Não existe, no futebol, resultado mais humilhante que o 2 x 0. Tudo bem, vá lá, é possível fazer muito mais gols em uma partida; 3 x 0 é um resultado razoavelmente comum, 4 x 0 e 5 x 0 também, até um 6 x 0 aqui ou ali não é assim tão raro. Nenhum deles, no entanto, expressa a mesma superioridade, a mesma afronta, o mesmo desdém pelo adversário, que o 2 x 0.
Vencer por 1 x 0, admitamos, nem sempre é um mérito. Muitas vezes, na verdade, é justamente o oposto: a equipe com mais sorte que juízo, que poderia ter feito muito mais, mas desperdiçou as chances que teve; ou que deixou o adversário atacar o jogo todo e venceu em um único contra-ataque inesperado. Não nego, é claro, a validade de um bom 1 x 0 com gol de bola parada aos 40 do segundo tempo – uma vitória é uma vitória, afinal, seja por um ou dez gols de diferença. Mas não dá pra pautar a superioridade de um time sobre outro por um resultado assim; ao contrário, ele denota até uma certa igualdade de termos, um empate técnico, exceto por aquele detalhe mínimo que culminou no gol. Da ótica do derrotado, pode ser mesmo um resultado honroso, um martírio heróico, lutando até o último minuto pelo empate que nunca esteve a mais do que um chute de ser alcançado.
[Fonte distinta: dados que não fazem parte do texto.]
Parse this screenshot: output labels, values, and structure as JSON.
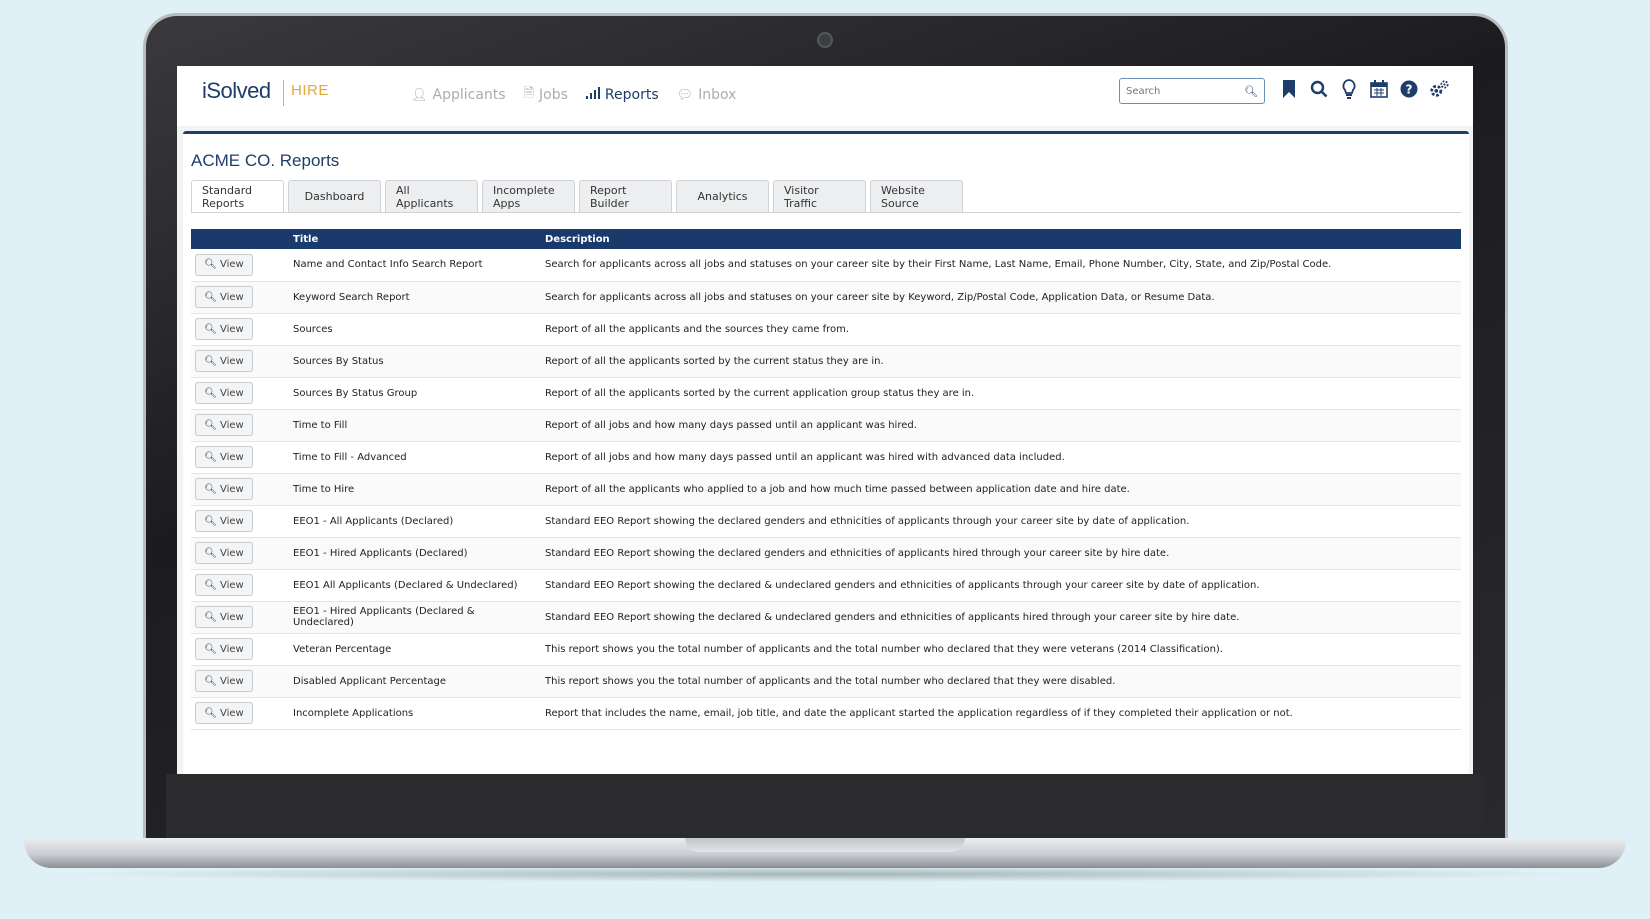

Do lado oposto, temos o exagero, o overkill. Que diferença faz, afinal, um 8 x 0? O primeiro gol de uma partida pode ser o da desigualdade, aquele que desfaz o equilíbrio inicial; e o segundo, o da confirmação, do alívio, que dá a garantia de que não vai ser uma única jogada inesperada a mudar o resultado. Mas e quanto ao terceiro, o quarto, o quinto? Duvido que alguém vibre com o oitavo gol do seu time da mesma forma que fez com o primeiro – é algo que vai contra a própria lógica do futebol, de resultados minguados e sofridos, provocando a expectativa com defesas do goleiro e bolas na trave, até a explosão súbita do gol inesperado, como naquela velha propaganda de refrigerantes (provoque sua sede!). Mesmo do ponto de vista do campeonato, uma goleada raramente faz grande diferença, exceto em torneios eliminatórios ou curtos – a vitória por um gol vale os mesmos três pontos que a por oito, e saldo e gols marcados geralmente são só o segundo ou terceiro critérios de desempate, se tanto.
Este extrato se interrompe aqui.